Le roi Mohamed VI lance un gilet de sauvetage

Le roi Mohamed VI n’état pas dans ses meilleurs états, hier, lors d’un discours qui a surpris le peuple marocain. Un discours pour apaiser les marocains après les multiples déceptions de leur élite. L’échec du Maroc, à l’intérieur comme à l’extérieur, a conduit au désengagement progressif des grands, comme la France et le gouvernement socialiste espagnol qui le soutenaient, de son plan d’autonomie. Alors, on annonce la régionalisation.
Le Maroc ressemble à une voiture qui roule à grande vitesse sur une autoroute, mais dans le sens inverse, pensant que toutes les autres voitures qui roulent dans le bon sens sont dans l’erreur. La royauté makhzénienne n’a pas encore compris que si elle veut marcher dans la bonne voie internationale, elle doit faire un pas irréversible pour en finir avec le conflit du Sahara occidental et pour liquider le colonialisme dans cette dernière colonie de l’Afrique, comme l’attestent la communauté mondiale et les Nations Unies.
Face à la résistance civile sahraouie, victime de violations des droits de l’homme exercées contre les civils, le royaume du Maroc se trouve dans une situation difficile. Cette résistance a démontré la fausseté de ses déclarations et de son discours médiatique sur ce qu’il appelle l’ouverture démocratique censée tourner la page du passé.
Le monde, le système international ainsi que la présence de la force d’interposition (Minurso) ont été eux aussi contrariés par la fausseté des déclarations et la désinformation véhiculée par le discours politique et médiatique du Maroc au sujet du respect des droits de l’homme en mettant sur pied des institutions censées s’occuper de ces questions. Sans parler des entraves que met ce pays contre l’application des plans, des résolutions onusiennes et contre les tentatives politiques du processus de négociations, fondées, en principe sur une question fondamentale, à savoir le droit à l’autodétermination.
Les déclarations et le brouhaha médiatiques au Maroc au sujet du Sahara Occidental apparaissent toujours au moment où le régime makhzénien et ses partis politiques tentaculaires sentent l’aggravation de la crise que vit ce pays et qui témoigne de l’échec de ce qu’ils appellent l’ordre nouveau au Maroc post-années de plomb. Le Maroc se trouve maintenant, grâce à la réussite de la résistance civile et diplomatique sahraouie, dans une situation d’isolement qui s’aggrave de jour en jour.
L’Espagne vient d’annoncer clairement qu’elle ne reconnaît pas la souveraineté du Maroc sur le territoire sahraoui.
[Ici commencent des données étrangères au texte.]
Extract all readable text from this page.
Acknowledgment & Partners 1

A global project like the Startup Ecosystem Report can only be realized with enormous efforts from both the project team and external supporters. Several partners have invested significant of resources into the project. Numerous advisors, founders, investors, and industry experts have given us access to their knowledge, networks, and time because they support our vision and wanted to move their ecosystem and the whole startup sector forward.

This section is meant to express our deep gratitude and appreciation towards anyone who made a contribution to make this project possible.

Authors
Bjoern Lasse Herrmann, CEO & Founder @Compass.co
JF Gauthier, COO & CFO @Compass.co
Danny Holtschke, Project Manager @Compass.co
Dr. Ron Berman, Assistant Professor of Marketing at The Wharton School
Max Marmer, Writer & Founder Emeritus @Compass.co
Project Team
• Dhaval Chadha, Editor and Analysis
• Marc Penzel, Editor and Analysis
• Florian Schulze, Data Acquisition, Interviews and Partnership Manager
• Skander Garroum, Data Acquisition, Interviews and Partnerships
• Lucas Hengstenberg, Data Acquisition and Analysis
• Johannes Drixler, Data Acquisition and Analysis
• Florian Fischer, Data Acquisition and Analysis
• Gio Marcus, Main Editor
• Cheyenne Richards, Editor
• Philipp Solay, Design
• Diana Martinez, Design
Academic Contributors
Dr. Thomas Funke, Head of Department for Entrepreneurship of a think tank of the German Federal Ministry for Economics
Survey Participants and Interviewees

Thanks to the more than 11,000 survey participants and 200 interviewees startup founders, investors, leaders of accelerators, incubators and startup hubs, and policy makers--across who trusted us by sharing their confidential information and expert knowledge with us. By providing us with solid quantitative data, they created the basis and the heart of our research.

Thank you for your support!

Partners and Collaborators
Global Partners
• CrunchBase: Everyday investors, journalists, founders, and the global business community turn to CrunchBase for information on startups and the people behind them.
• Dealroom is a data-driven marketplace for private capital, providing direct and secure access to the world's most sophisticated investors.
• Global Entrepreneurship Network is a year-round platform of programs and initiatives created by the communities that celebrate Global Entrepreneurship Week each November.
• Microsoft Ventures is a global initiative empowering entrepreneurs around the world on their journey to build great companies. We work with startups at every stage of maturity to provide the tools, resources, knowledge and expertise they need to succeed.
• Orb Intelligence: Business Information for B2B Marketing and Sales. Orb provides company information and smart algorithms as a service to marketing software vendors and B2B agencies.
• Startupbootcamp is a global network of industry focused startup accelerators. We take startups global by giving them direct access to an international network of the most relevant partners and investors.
Les Nations Unies ne lâchent pas le principe d’autodétermination pour le peuple sahraoui et les pressions exercées sur le Maroc pour l’amener à respecter les droits de l’homme au Sahara se multiplient.
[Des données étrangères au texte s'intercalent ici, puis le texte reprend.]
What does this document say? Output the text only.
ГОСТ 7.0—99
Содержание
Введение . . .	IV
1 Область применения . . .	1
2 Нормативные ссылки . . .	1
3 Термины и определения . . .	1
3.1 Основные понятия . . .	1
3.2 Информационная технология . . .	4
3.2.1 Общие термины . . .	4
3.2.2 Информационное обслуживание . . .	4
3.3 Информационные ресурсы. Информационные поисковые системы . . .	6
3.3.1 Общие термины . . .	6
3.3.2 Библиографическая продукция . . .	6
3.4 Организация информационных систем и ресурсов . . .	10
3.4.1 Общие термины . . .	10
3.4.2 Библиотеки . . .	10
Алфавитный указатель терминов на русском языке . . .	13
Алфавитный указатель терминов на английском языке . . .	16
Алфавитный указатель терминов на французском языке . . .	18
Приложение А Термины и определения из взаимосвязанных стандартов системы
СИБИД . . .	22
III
Quand Hassan II a compris que son régime était en danger, il a accepté le principe de référendum au Sahara Occidental pour prouver au monde qu’il cherche vraiment une solution mais, en réalité, c’était pour la stabilité de son régime. Maintenant il faut que Mohamed VI prenne une décision débouchant sur des négociations afin de mettre fin à son occupation du Sahara Occidental avant qu’il n’y ait plus de remèdes aux dégâts produits. Mais continuer à exercer la politique de l’entêtement, cultiver la non-coopération avec la communauté internationale et les Nations Unies conduit fatalement à un isolement accru sur la scène internationale. Les rapports des différentes organisations internationales juridiques et humanitaires au sujet des violations des droits de l‘homme au Sahara Occidental occupé sont le début dans ce scénario.
Le nouveau « cadeau » apporté par Mohamed VI (la régionalisation) fera du Sahara une région décentralisé, peut-être, mais entourée d’un Mur de la Honte qui mesure pas moins de 2.720 kilomètres, 180 000 soldats marocains suréquipés mobilisés pour le défendre, doté de radars et de systèmes sophistiqués, dix millions de mines anti-personnel disséminées le long du territoire qui réduisent amplemant la liberté de circulation de la population.
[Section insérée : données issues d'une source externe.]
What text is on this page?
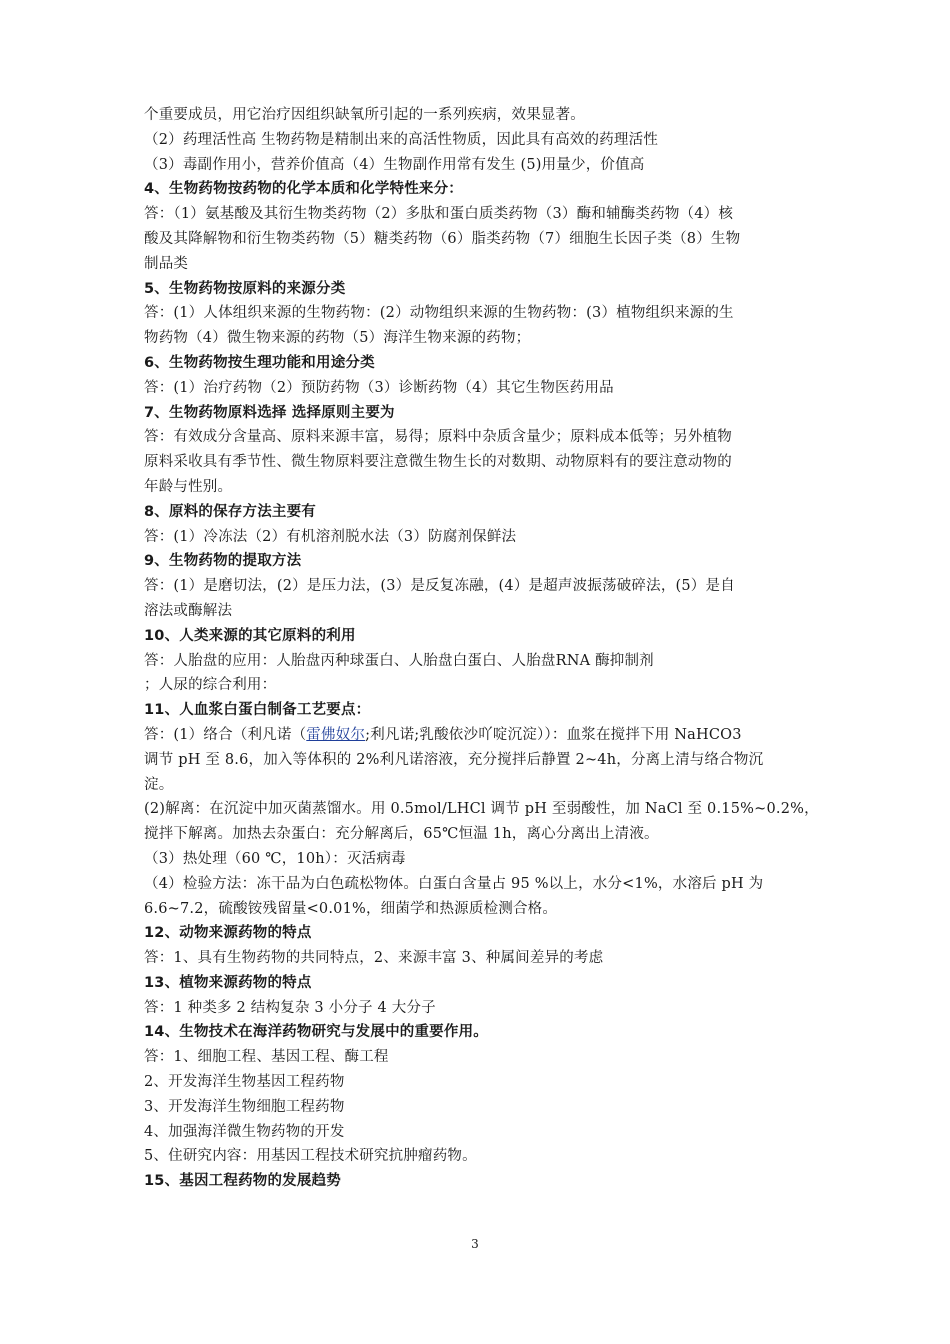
个重要成员，用它治疗因组织缺氧所引起的一系列疾病，效果显著。
（2）药理活性高 生物药物是精制出来的高活性物质，因此具有高效的药理活性
（3）毒副作用小，营养价值高（4）生物副作用常有发生 (5)用量少，价值高
4、生物药物按药物的化学本质和化学特性来分：
答：（1）氨基酸及其衍生物类药物（2）多肽和蛋白质类药物（3）酶和辅酶类药物（4）核
酸及其降解物和衍生物类药物（5）糖类药物（6）脂类药物（7）细胞生长因子类（8）生物
制品类
5、生物药物按原料的来源分类
答：(1）人体组织来源的生物药物：(2）动物组织来源的生物药物：(3）植物组织来源的生
物药物（4）微生物来源的药物（5）海洋生物来源的药物；
6、生物药物按生理功能和用途分类
答：(1）治疗药物（2）预防药物（3）诊断药物（4）其它生物医药用品
7、生物药物原料选择 选择原则主要为
答：有效成分含量高、原料来源丰富，易得；原料中杂质含量少；原料成本低等；另外植物
原料采收具有季节性、微生物原料要注意微生物生长的对数期、动物原料有的要注意动物的
年龄与性别。
8、原料的保存方法主要有
答：(1）冷冻法（2）有机溶剂脱水法（3）防腐剂保鲜法
9、生物药物的提取方法
答：(1）是磨切法，(2）是压力法，(3）是反复冻融，(4）是超声波振荡破碎法，(5）是自
溶法或酶解法
10、人类来源的其它原料的利用
答：人胎盘的应用：人胎盘丙种球蛋白、人胎盘白蛋白、人胎盘RNA 酶抑制剂
；人尿的综合利用：
11、人血浆白蛋白制备工艺要点：
答：(1）络合（利凡诺（雷佛奴尔;利凡诺;乳酸依沙吖啶沉淀））：血浆在搅拌下用 NaHCO3
调节 pH 至 8.6，加入等体积的 2%利凡诺溶液，充分搅拌后静置 2~4h，分离上清与络合物沉
淀。
(2)解离：在沉淀中加灭菌蒸馏水。用 0.5mol/LHCl 调节 pH 至弱酸性，加 NaCl 至 0.15%~0.2%，
搅拌下解离。加热去杂蛋白：充分解离后，65℃恒温 1h，离心分离出上清液。
（3）热处理（60 ℃，10h）：灭活病毒
（4）检验方法：冻干品为白色疏松物体。白蛋白含量占 95 %以上，水分<1%，水溶后 pH 为
6.6~7.2，硫酸铵残留量<0.01%，细菌学和热源质检测合格。
12、动物来源药物的特点
答：1、具有生物药物的共同特点，2、来源丰富 3、种属间差异的考虑
13、植物来源药物的特点
答：1 种类多 2 结构复杂 3 小分子 4 大分子
14、生物技术在海洋药物研究与发展中的重要作用。
答：1、细胞工程、基因工程、酶工程
2、开发海洋生物基因工程药物
3、开发海洋生物细胞工程药物
4、加强海洋微生物药物的开发
5、住研究内容：用基因工程技术研究抗肿瘤药物。
15、基因工程药物的发展趋势
3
Mais autonomie, régionalisation, décentralisation… sont des môts qui requièrent un certain respect pour les principes démocratiques et les droits les plus fondamentaux des citoyens. Est-ce cela possible dans un royaume épinglé presque tous les jours pour ses pratiques repressives à l’égard du peuple marocain, du peuple sahraoui, de la presse, des soulèvements populaires contre la pauvreté, le chômage, les dépassements des services de sécurité, la corruption, etc?